Original Date of Publication: October 1995
Study Rundown: Ultrasound and computed tomography have long been used in the noninvasive diagnosis of biliary obstruction, though are limited by their low sensitivity in detecting common bile duct (CBD) stones. ERCP involves endoscopically accessing the pancreatic ducts and biliary tree and directly visualizing them via injection of iodinated contrast, allowing sensitive detection of stones and other pathology as well as the capability for direct therapeutic intervention if necessary. Its invasive nature, however, remains a limitation. MRCP was created to allow noninvasive evaluation of the biliary tree using magnetic resonance imaging. In the study conducted by Guibaud and colleagues, MRCP was compared to ERCP in the diagnosis of bile duct obstruction. The results of this study demonstrated that MRCP can be used in diagnosing bile duct obstruction with high specificity and sensitivity, with few false negative results. MRCP was also able to correctly identify choledocholithiasis or malignancy as causes of obstruction with high specificity and acceptable sensitivity, informing its subsequent increasing use as a reliable noninvasive tool in the workup of biliary obstruction.

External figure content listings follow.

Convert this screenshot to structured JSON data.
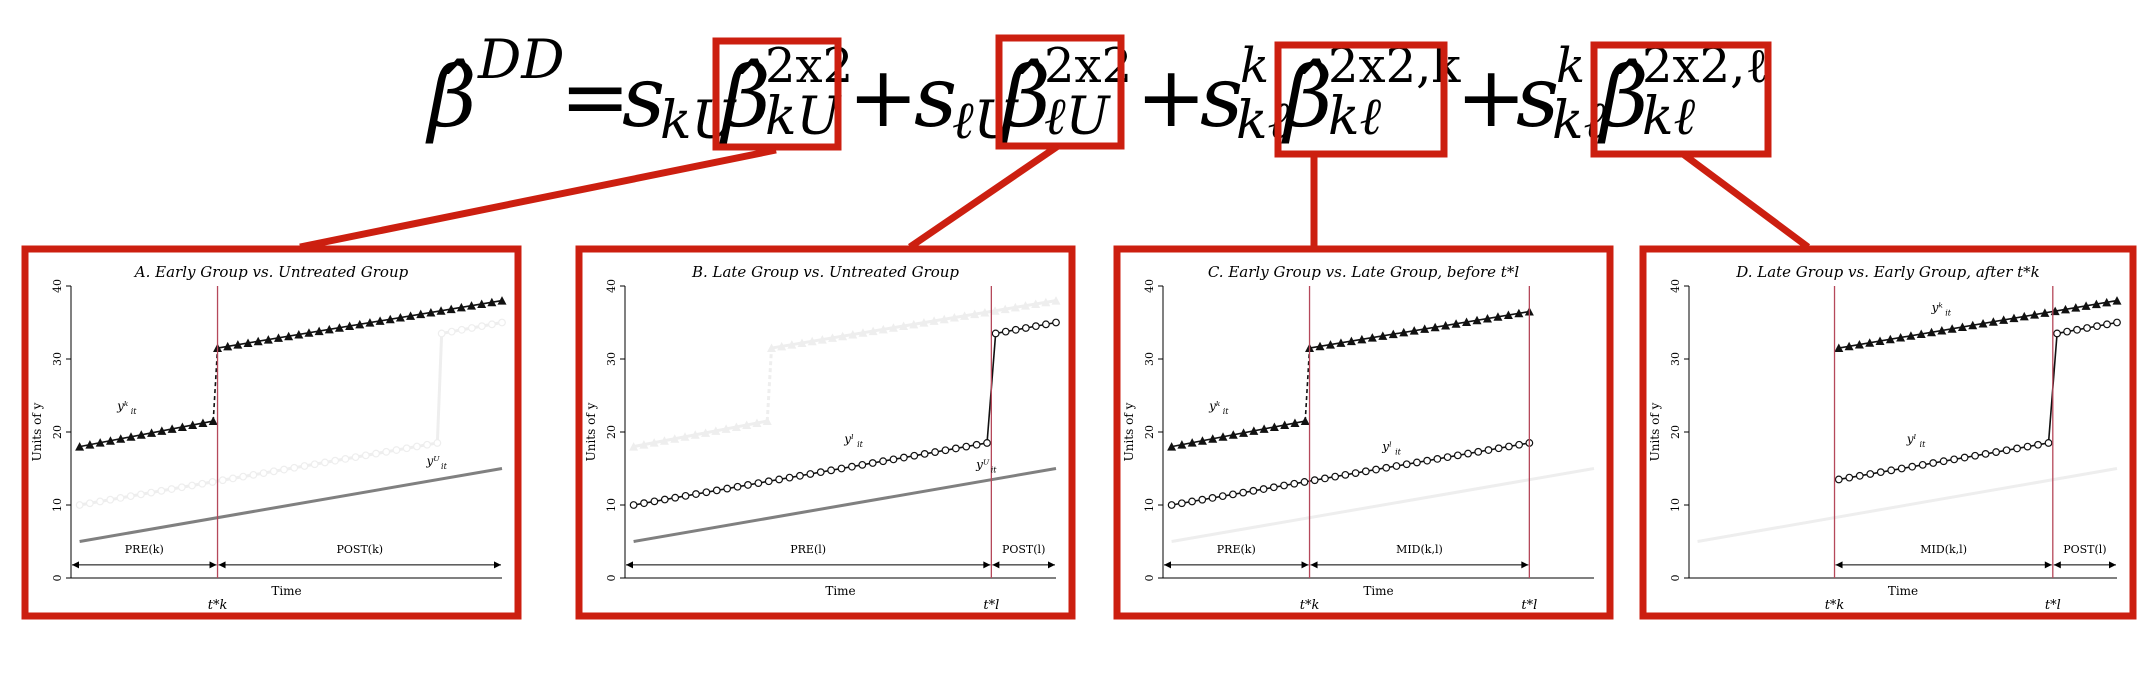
{
  "equation": {
    "lhs": "β̂",
    "lhs_sup": "DD",
    "equals": "=",
    "plus": "+",
    "terms": [
      {
        "weight": "s",
        "weight_sub": "kU",
        "weight_sup": "",
        "beta": "β̂",
        "beta_sup": "2x2",
        "beta_sub": "kU"
      },
      {
        "weight": "s",
        "weight_sub": "ℓU",
        "weight_sup": "",
        "beta": "β̂",
        "beta_sup": "2x2",
        "beta_sub": "ℓU"
      },
      {
        "weight": "s",
        "weight_sub": "kℓ",
        "weight_sup": "k",
        "beta": "β̂",
        "beta_sup": "2x2,k",
        "beta_sub": "kℓ"
      },
      {
        "weight": "s",
        "weight_sub": "kℓ",
        "weight_sup": "k",
        "beta": "β̂",
        "beta_sup": "2x2,ℓ",
        "beta_sub": "kℓ"
      }
    ]
  },
  "colors": {
    "highlight": "#cc1f10",
    "treated_line": "#b5485a",
    "early": "#000000",
    "late": "#222222",
    "untreated": "#808080",
    "faded": "#eeeeee"
  },
  "chart_data": [
    {
      "type": "line",
      "title": "A. Early Group vs. Untreated Group",
      "xlabel": "Time",
      "ylabel": "Units of y",
      "yticks": [
        "0",
        "10",
        "20",
        "30",
        "40"
      ],
      "ylim": [
        0,
        40
      ],
      "xlim": [
        0,
        100
      ],
      "treatment_times": [
        {
          "x": 34,
          "label": "t*k"
        }
      ],
      "periods": [
        {
          "from": 0,
          "to": 34,
          "label": "PRE(k)"
        },
        {
          "from": 34,
          "to": 100,
          "label": "POST(k)"
        }
      ],
      "series_labels": [
        {
          "text": "yᵏ",
          "sub": "it",
          "x": 12,
          "y": 23
        },
        {
          "text": "yᵁ",
          "sub": "it",
          "x": 84,
          "y": 15.5
        }
      ],
      "series": [
        {
          "name": "early",
          "marker": "triangle",
          "style": "active",
          "x0": 2,
          "y0": 18,
          "x1": 33,
          "y1": 21.5,
          "jump_x": 34,
          "x2": 100,
          "y2": 38,
          "y_after": 31.5
        },
        {
          "name": "late",
          "marker": "circle",
          "style": "faded",
          "x0": 2,
          "y0": 10,
          "x1": 85,
          "y1": 18.5,
          "jump_x": 86,
          "x2": 100,
          "y2": 35,
          "y_after": 33.5
        },
        {
          "name": "untreated",
          "marker": "none",
          "style": "gray",
          "x0": 2,
          "y0": 5,
          "x1": 100,
          "y1": 15
        }
      ]
    },
    {
      "type": "line",
      "title": "B. Late Group vs. Untreated Group",
      "xlabel": "Time",
      "ylabel": "Units of y",
      "yticks": [
        "0",
        "10",
        "20",
        "30",
        "40"
      ],
      "ylim": [
        0,
        40
      ],
      "xlim": [
        0,
        100
      ],
      "treatment_times": [
        {
          "x": 85,
          "label": "t*l"
        }
      ],
      "periods": [
        {
          "from": 0,
          "to": 85,
          "label": "PRE(l)"
        },
        {
          "from": 85,
          "to": 100,
          "label": "POST(l)"
        }
      ],
      "series_labels": [
        {
          "text": "yˡ",
          "sub": "it",
          "x": 52,
          "y": 18.5
        },
        {
          "text": "yᵁ",
          "sub": "it",
          "x": 83,
          "y": 15
        }
      ],
      "series": [
        {
          "name": "early",
          "marker": "triangle",
          "style": "faded",
          "x0": 2,
          "y0": 18,
          "x1": 33,
          "y1": 21.5,
          "jump_x": 34,
          "x2": 100,
          "y2": 38,
          "y_after": 31.5
        },
        {
          "name": "late",
          "marker": "circle",
          "style": "active",
          "x0": 2,
          "y0": 10,
          "x1": 84,
          "y1": 18.5,
          "jump_x": 86,
          "x2": 100,
          "y2": 35,
          "y_after": 33.5
        },
        {
          "name": "untreated",
          "marker": "none",
          "style": "gray",
          "x0": 2,
          "y0": 5,
          "x1": 100,
          "y1": 15
        }
      ]
    },
    {
      "type": "line",
      "title": "C. Early Group vs. Late Group, before t*l",
      "xlabel": "Time",
      "ylabel": "Units of y",
      "yticks": [
        "0",
        "10",
        "20",
        "30",
        "40"
      ],
      "ylim": [
        0,
        40
      ],
      "xlim": [
        0,
        100
      ],
      "treatment_times": [
        {
          "x": 34,
          "label": "t*k"
        },
        {
          "x": 85,
          "label": "t*l"
        }
      ],
      "periods": [
        {
          "from": 0,
          "to": 34,
          "label": "PRE(k)"
        },
        {
          "from": 34,
          "to": 85,
          "label": "MID(k,l)"
        }
      ],
      "series_labels": [
        {
          "text": "yᵏ",
          "sub": "it",
          "x": 12,
          "y": 23
        },
        {
          "text": "yˡ",
          "sub": "it",
          "x": 52,
          "y": 17.5
        }
      ],
      "series": [
        {
          "name": "early",
          "marker": "triangle",
          "style": "active",
          "x0": 2,
          "y0": 18,
          "x1": 33,
          "y1": 21.5,
          "jump_x": 34,
          "x2": 85,
          "y2": 36.5,
          "y_after": 31.5
        },
        {
          "name": "late",
          "marker": "circle",
          "style": "active",
          "x0": 2,
          "y0": 10,
          "x1": 85,
          "y1": 18.5
        },
        {
          "name": "untreated",
          "marker": "none",
          "style": "faded",
          "x0": 2,
          "y0": 5,
          "x1": 100,
          "y1": 15
        }
      ]
    },
    {
      "type": "line",
      "title": "D. Late Group vs. Early Group, after t*k",
      "xlabel": "Time",
      "ylabel": "Units of y",
      "yticks": [
        "0",
        "10",
        "20",
        "30",
        "40"
      ],
      "ylim": [
        0,
        40
      ],
      "xlim": [
        0,
        100
      ],
      "treatment_times": [
        {
          "x": 34,
          "label": "t*k"
        },
        {
          "x": 85,
          "label": "t*l"
        }
      ],
      "periods": [
        {
          "from": 34,
          "to": 85,
          "label": "MID(k,l)"
        },
        {
          "from": 85,
          "to": 100,
          "label": "POST(l)"
        }
      ],
      "series_labels": [
        {
          "text": "yᵏ",
          "sub": "it",
          "x": 58,
          "y": 36.5
        },
        {
          "text": "yˡ",
          "sub": "it",
          "x": 52,
          "y": 18.5
        }
      ],
      "series": [
        {
          "name": "early",
          "marker": "triangle",
          "style": "active",
          "x0": 35,
          "y0": 31.5,
          "x1": 100,
          "y1": 38
        },
        {
          "name": "late",
          "marker": "circle",
          "style": "active",
          "x0": 35,
          "y0": 13.5,
          "x1": 84,
          "y1": 18.5,
          "jump_x": 86,
          "x2": 100,
          "y2": 35,
          "y_after": 33.5
        },
        {
          "name": "untreated",
          "marker": "none",
          "style": "faded",
          "x0": 2,
          "y0": 5,
          "x1": 100,
          "y1": 15
        }
      ]
    }
  ]
}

In-Depth [prospective cohort]: All patients with clinically suspected bile duct obstruction were referred for evaluation and consecutively screened for enrollment (n=206). Patients were excluded if direct cholangiographic, histopathological or surgical proof of bile duct obstruction could not be obtained, ERCP was unsuccessful, MRCP could not be performed due to claustrophobia, or if the results of either technique were inadequate. All patients included in the study underwent MRCP with heavily T2-weighted fast spin-echo sequences. All MR images were evaluated by 2 reviewers without knowledge of clinical parameters or results of other imaging studies. The final diagnosis and, where applicable, the cause of bile duct obstruction, was determined through ERCP. The following diagnoses were considered causes of obstruction: CBD stones, malignant obstruction, chronic pancreatitis, intrahepatic stones and distal obstruction from an undetermined cause. ERCP and MRCP were successfully performed in a total of 126 patients (mean age 57 years, range 12-91 years; 40% male). Based on the reference standard, 79 patients (63%) were found to have bile duct obstruction. Among these patients, MRCP correctly diagnosed bile duct obstruction in 72 patients, yielding a sensitivity of 91% (95%CI 85-100%) and specificity of 100%. In addition, MRCP correctly diagnosed malignancy as a cause of obstruction in 12 out of 14 patients, corresponding to a sensitivity of 86% (95%CI 67-100%) and specificity of 98% (95%CI 96-100%). In diagnosing choledocholithiasis as a cause of obstruction, the sensitivity of MRCP was less at 81% (95%CI 68-95%), with a specificity of 98% (95%CI 95-100%).
Guibaud L, Bret PM, Reinhold C, Atri M, Barkun AN. Bile duct obstruction and choledocholithiasis: diagnosis with MR cholangiography. Radiology. 1995 Oct;197(1):109-15.